Experiments and modeling on thermal performance evaluation of standalone and M-cycle based desiccant air-conditioning systems

This study aims to evaluate the performance of standalone and Maisotsenko-cycle based desiccant airconditioning systems with silica gel through experimental and explainable artificial intelligence methods. In order to examine the desiccant systems' performance, deep neural networks have been constructed based on the optimal hyper-parameters provided by the Bayesian surrogacy. The influential factors, such as regeneration air temperature and relative humidity, primary air temperature and relative humidity, among other system features like regeneration temperature and humidity, are chosen as the inputs using feature engineering and correlation heat maps.
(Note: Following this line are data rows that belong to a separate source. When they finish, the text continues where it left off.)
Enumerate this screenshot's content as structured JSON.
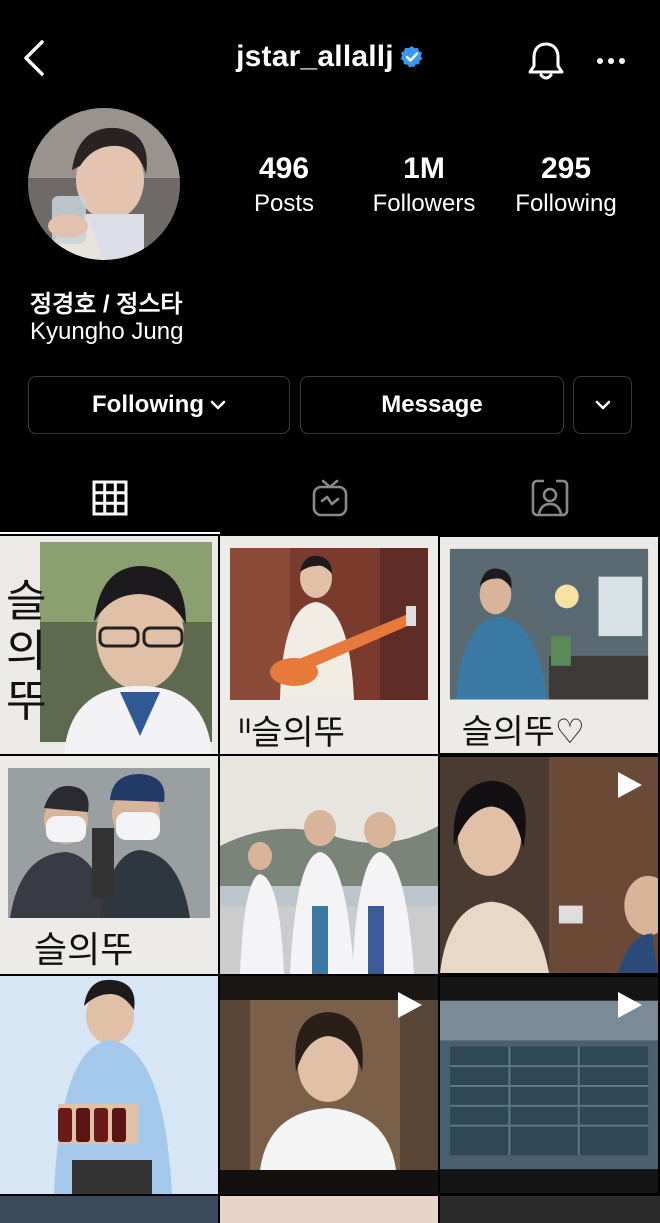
{
  "header": {
    "username": "jstar_allallj",
    "back_icon": "back-chevron-icon",
    "verified_icon": "verified-badge-icon",
    "bell_icon": "bell-icon",
    "more_icon": "more-horizontal-icon",
    "verified_color": "#3897f0"
  },
  "profile": {
    "name": "정경호 / 정스타",
    "subname": "Kyungho Jung",
    "stats": {
      "posts_count": "496",
      "posts_label": "Posts",
      "followers_count": "1M",
      "followers_label": "Followers",
      "following_count": "295",
      "following_label": "Following"
    }
  },
  "actions": {
    "following_label": "Following",
    "message_label": "Message"
  },
  "tabs": [
    {
      "icon": "grid-icon",
      "active": true
    },
    {
      "icon": "igtv-icon",
      "active": false
    },
    {
      "icon": "tagged-icon",
      "active": false
    }
  ],
  "posts": [
    {
      "type": "photo",
      "caption": "슬의뚜"
    },
    {
      "type": "photo",
      "caption": "슬의뚜"
    },
    {
      "type": "photo",
      "caption": "슬의뚜"
    },
    {
      "type": "photo",
      "caption": "슬의뚜"
    },
    {
      "type": "photo"
    },
    {
      "type": "video"
    },
    {
      "type": "photo"
    },
    {
      "type": "video"
    },
    {
      "type": "video"
    }
  ]
}
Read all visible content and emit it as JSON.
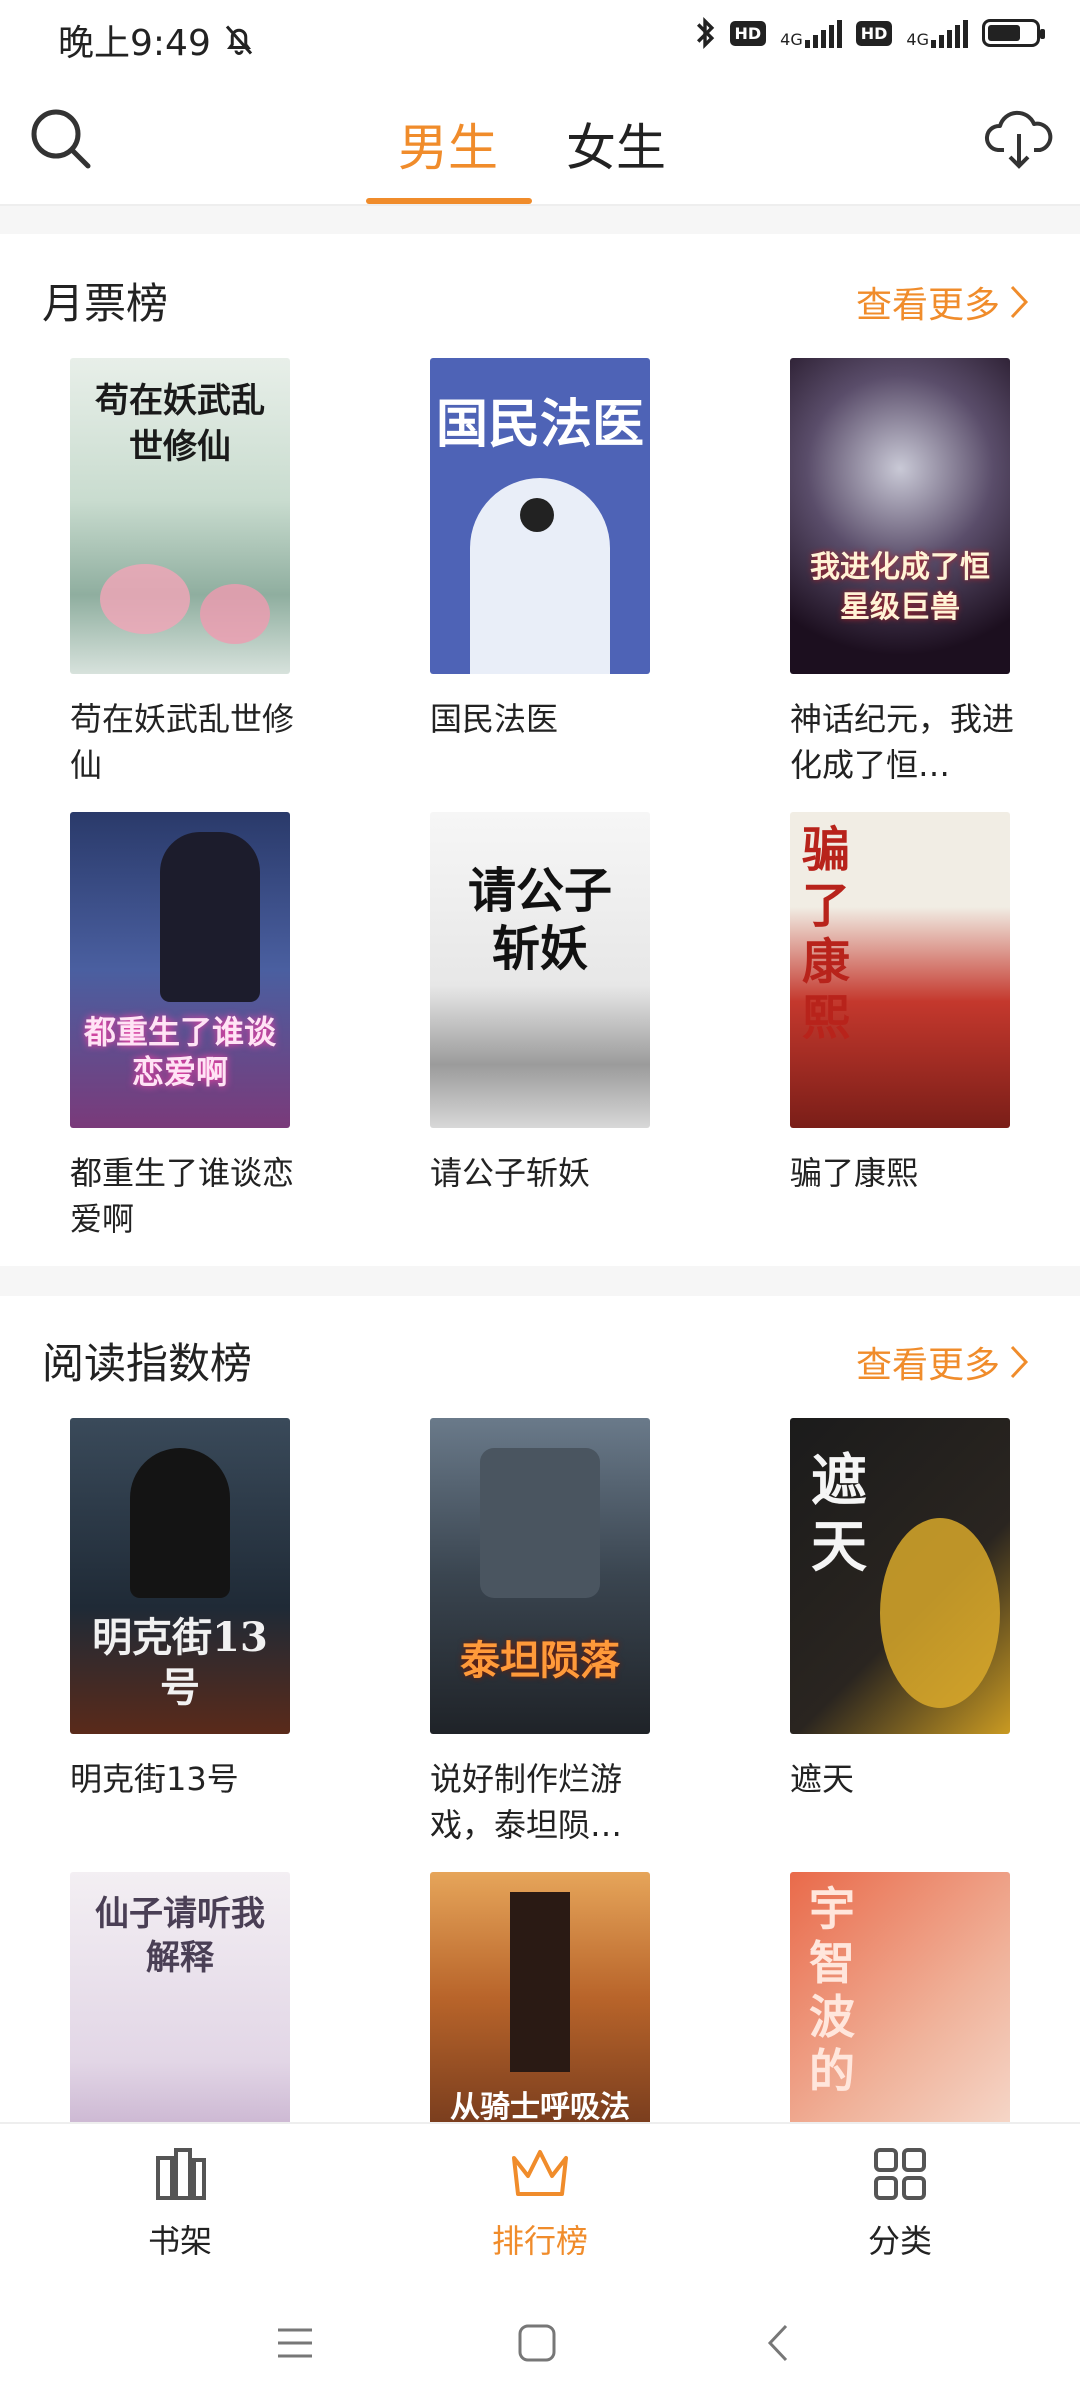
{
  "status": {
    "time": "晚上9:49",
    "hd1": "HD",
    "net1": "4G",
    "hd2": "HD",
    "net2": "4G",
    "battery_level": 0.7
  },
  "top_nav": {
    "tabs": [
      {
        "label": "男生",
        "active": true
      },
      {
        "label": "女生",
        "active": false
      }
    ],
    "accent": "#f08c2b"
  },
  "sections": [
    {
      "title": "月票榜",
      "more": "查看更多",
      "books": [
        {
          "title": "苟在妖武乱世修仙",
          "cover_text": "苟在妖武乱世修仙"
        },
        {
          "title": "国民法医",
          "cover_text": "国民法医"
        },
        {
          "title": "神话纪元，我进化成了恒…",
          "cover_text": "我进化成了恒星级巨兽"
        },
        {
          "title": "都重生了谁谈恋爱啊",
          "cover_text": "都重生了谁谈恋爱啊"
        },
        {
          "title": "请公子斩妖",
          "cover_text": "请公子斩妖"
        },
        {
          "title": "骗了康熙",
          "cover_text": "骗了康熙"
        }
      ]
    },
    {
      "title": "阅读指数榜",
      "more": "查看更多",
      "books": [
        {
          "title": "明克街13号",
          "cover_text": "明克街13号"
        },
        {
          "title": "说好制作烂游戏，泰坦陨…",
          "cover_text": "泰坦陨落"
        },
        {
          "title": "遮天",
          "cover_text": "遮天"
        },
        {
          "title": "",
          "cover_text": "仙子请听我解释"
        },
        {
          "title": "",
          "cover_text": "从骑士呼吸法"
        },
        {
          "title": "",
          "cover_text": "宇智波的"
        }
      ]
    }
  ],
  "bottom_nav": [
    {
      "label": "书架",
      "icon": "bookshelf-icon",
      "active": false
    },
    {
      "label": "排行榜",
      "icon": "crown-icon",
      "active": true
    },
    {
      "label": "分类",
      "icon": "grid-icon",
      "active": false
    }
  ]
}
The results indicated that with the right framework and training data, the proposed model can forecast the performance of the standalone and M-cycle-based desiccant air conditioning systems with a great accuracy (i.e. R2 = 0.99). In addition, regeneration temperature and humidity, and inlet regeneration air temperature are considered to be the primary parameters that affect the thermal performance of Maisotsenko-cycle and stand-alone desiccant systems. The regeneration conditions are shown to have a positive correlation with the primary and regeneration outlet temperatures while having a negative correlation with the primary and regeneration outlet relative humidity. The primary inlet relative humidity has the greatest impact on the primary outlet relative humidity while the regeneration inlet temperature has the highest impact on the regeneration outlet relative humidity of the system. In addition, the primary inlet relative humidity is found to have positive correlations with the outlet regeneration and primary relative humidity and outlet regeneration temperature. Also, the primary air inlet temperature is found to be directly associated with the outlet primary relative humidity and temperature for the considered systems.